A year of inaction

December 22, 2003

IN ONE WAY, what was remarkable about criminologist Raymond Paternoster's study of Maryland's use of the death penalty is that it followed four other reviews. Each raised questions about the role race plays in capital punishment in Maryland. But their concerns went unanswered, and remain so still.

Let's recap: A 1987 review noted that prosecutors were more likely to seek the death penalty when the victim was white. In 1993, a governor's commission concluded that "racial disparities" in implementation of the death penalty remain "a matter of legitimate concern." In 1996: A high percentage of blacks on death row and a low percentage of death sentences in cases where the victim was black "remains a cause for concern." A 2001 analysis called for a more comprehensive study. Mr. Paternoster's was it.

Of the 1,311 death penalty-eligible cases that the University of Maryland researcher reviewed, he found the same troubling news: Defendants who are accused of killing white victims are more likely to be charged with capital murder and, if convicted, sentenced to death than those charged with killing non-whites. Nearly a year later, his disturbing findings have yet to compel a response from the state. What's it going to take?

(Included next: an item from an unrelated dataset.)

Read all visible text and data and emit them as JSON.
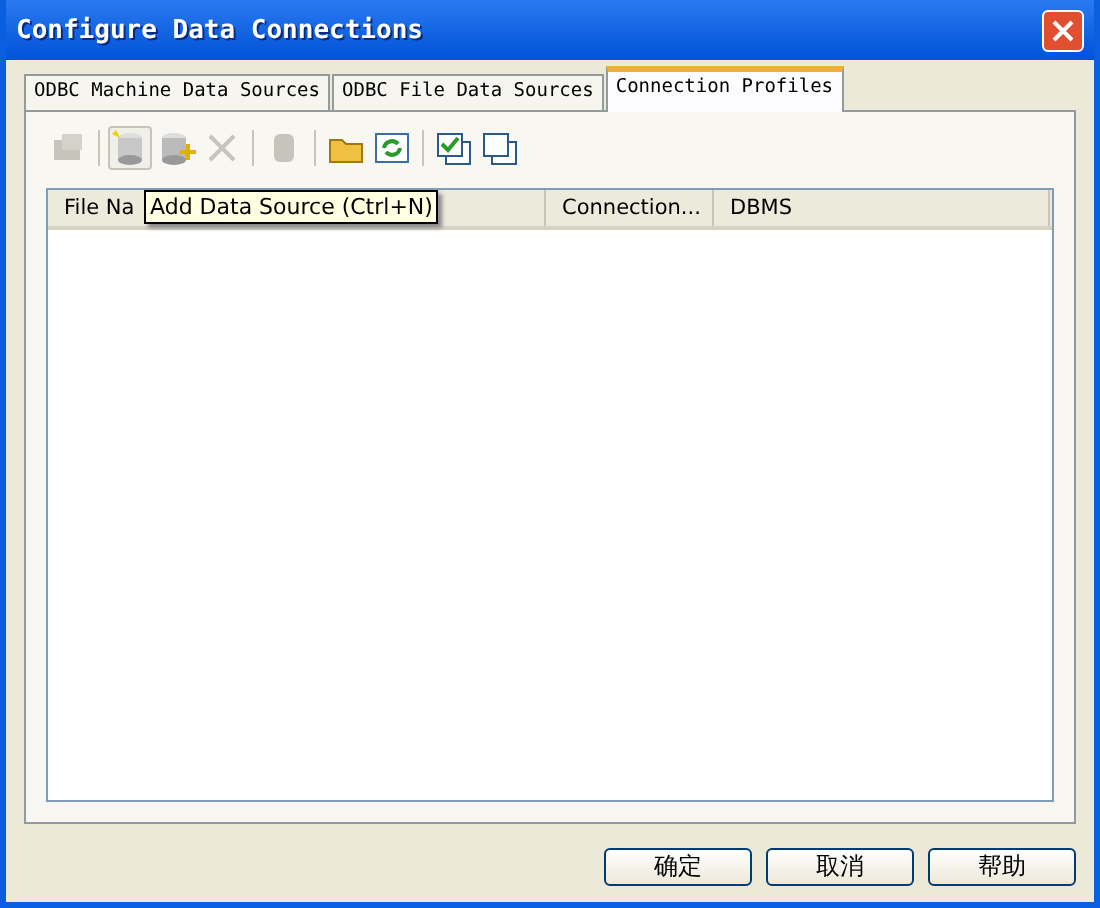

Lt. Gov. Michael S. Steele, a death penalty opponent, publicly vowed to investigate the racial disparity issue. But he has marshaled neither the resources nor the attention that the issue deserves. Mr. Steele won't discuss publicly what he has done to date.

Trying to rectify racial disparities in the state's use of the death penalty will be inordinately difficult. It strikes at the core of criminal prosecutions - the right of state's attorneys under the Maryland constitution to bring criminal charges. Mr. Steele's boss, Gov. Robert L. Ehrlich Jr., doesn't believe the system needs fixing or fine-tuning. And perhaps that is the reason for Mr. Steele's silence. But if the lieutenant governor is serious about his intention to better ensure that the death penalty is applied fairly and equitably in Maryland, here are several avenues to explore:

Reserving the death penalty for the most heinous crimes by narrowing the circumstances under which a capital case can be charged. Maryland law says a death-eligible case includes a murder committed in connection with another felony (such as armed robbery, rape or kidnapping), a circumstance with broad implications under which many death penalty cases are filed.

Strengthening the requirement that prosecutors turn over material beneficial to the defense and instituting harsh penalties for withholding evidence.

Establishing an oversight commission to review prosecutors' decisions to charge a capital case; the state of Delaware gives its attorney general final approval on those choices.

Including as grounds for appeal studies that attest to racial inequities in the use of the death penalty; a 1987 U.S. Supreme Court decision in a Georgia case suggested use of such statistical analyses would be relevant if permitted by state law.

The death penalty is the ultimate punishment, yet concerns about racial disparity have been raised time and again for more than a decade. That's why the issue demands a vigorous response, a serious inquiry and a passionate advocate.